Le plateau de jeu, la carte locale, se compose d’une série de cases situées de part et d’autre du canal, représentant des zones propices à l’extraction de pierre ou à la culture du raisin et du blé. Le barrage au sud permet de traverser le canal, tandis que plusieurs endroits sont dédiés à la construction de monuments et qu’une colonie existe de base. Les crocodiles bloquent les constructions sur les zones humides, mais ils seront chassés par les cultures.

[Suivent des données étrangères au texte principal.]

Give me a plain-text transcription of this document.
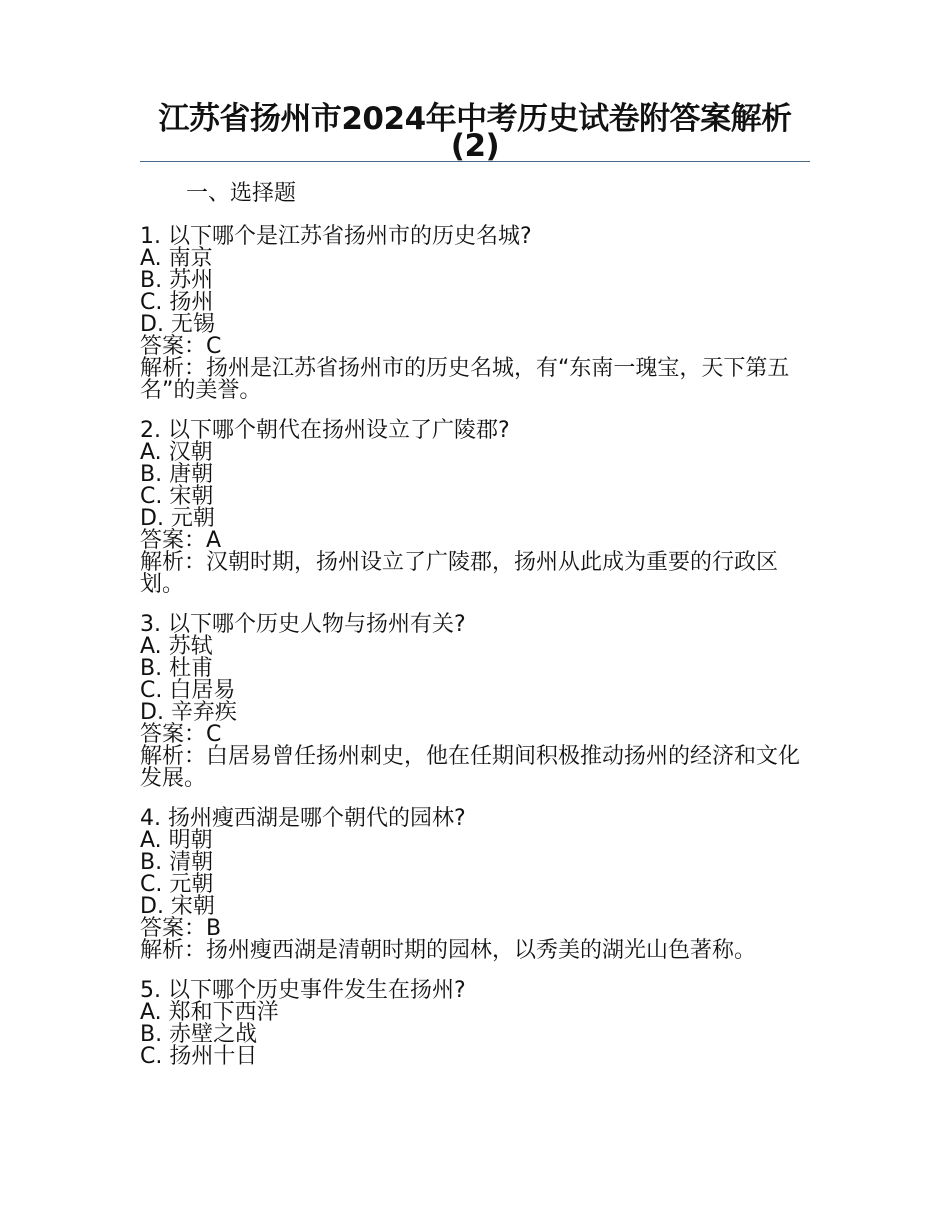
江苏省扬州市2024年中考历史试卷附答案解析(2)
一、选择题
1. 以下哪个是江苏省扬州市的历史名城?
A. 南京
B. 苏州
C. 扬州
D. 无锡
答案：C
解析：扬州是江苏省扬州市的历史名城，有“东南一瑰宝，天下第五名”的美誉。
2. 以下哪个朝代在扬州设立了广陵郡?
A. 汉朝
B. 唐朝
C. 宋朝
D. 元朝
答案：A
解析：汉朝时期，扬州设立了广陵郡，扬州从此成为重要的行政区划。
3. 以下哪个历史人物与扬州有关?
A. 苏轼
B. 杜甫
C. 白居易
D. 辛弃疾
答案：C
解析：白居易曾任扬州刺史，他在任期间积极推动扬州的经济和文化发展。
4. 扬州瘦西湖是哪个朝代的园林?
A. 明朝
B. 清朝
C. 元朝
D. 宋朝
答案：B
解析：扬州瘦西湖是清朝时期的园林，以秀美的湖光山色著称。
5. 以下哪个历史事件发生在扬州?
A. 郑和下西洋
B. 赤壁之战
C. 扬州十日
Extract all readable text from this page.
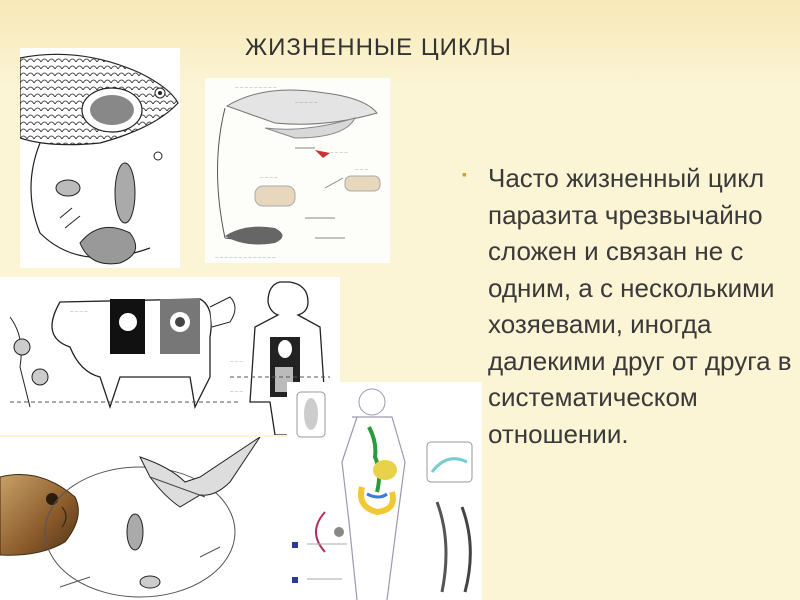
ЖИЗНЕННЫЕ ЦИКЛЫ
▪ Часто жизненный цикл паразита чрезвычайно сложен и связан не с одним, а с несколькими хозяевами, иногда далекими друг от друга в систематическом отношении.
— — — — — — — — —
— — — — —
— — — —
— — — —
— — —
— — — — — — — — — — — — —
— — — —
— — —
— — —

On part avec une main identique pour chaque joueur et à chaque tour on choisira quelle carte utiliser. Un marché de 4 cartes, classées par n° (tous pairs pour éventuellement intégrer des impairs dans une future extension), permet d’acquérir de futures cartes pour développer la partie. Les règles tiennent à cela, choisir une action au choix parmi :

* Jouer une carte de sa main : Appliquer l’action indiquée, avec condition ou paiement, récupérer le bonus associé (ressource, argent, PV).

* Acheter une carte du marché : de 3 à 7 $ (pourquoi $ en Egypte bien avant l’invention du billet, ne me demandez pas 😊 )  avec une remise de 1 $ pour les cartes déjà présentes lors d’une précédente rotation.

* Reprendre des cartes : On touche 3 $ moins le nombre de carte restantes en main, on peut retirer du plateau jusqu’à 2 ouvriers (chacun offrant 1 $), on peut récupérer 3 cartes de sa défausse dans l’ordre visible (donc l’ordre inverse d’usage, LIFO) et payer 1 $ par carte supplémentaire récupérée. On retire ensuite 1 (ou 2 selon le nombre de joueurs) cartes du marché pour en piocher autant et les ranger par ordre croissant.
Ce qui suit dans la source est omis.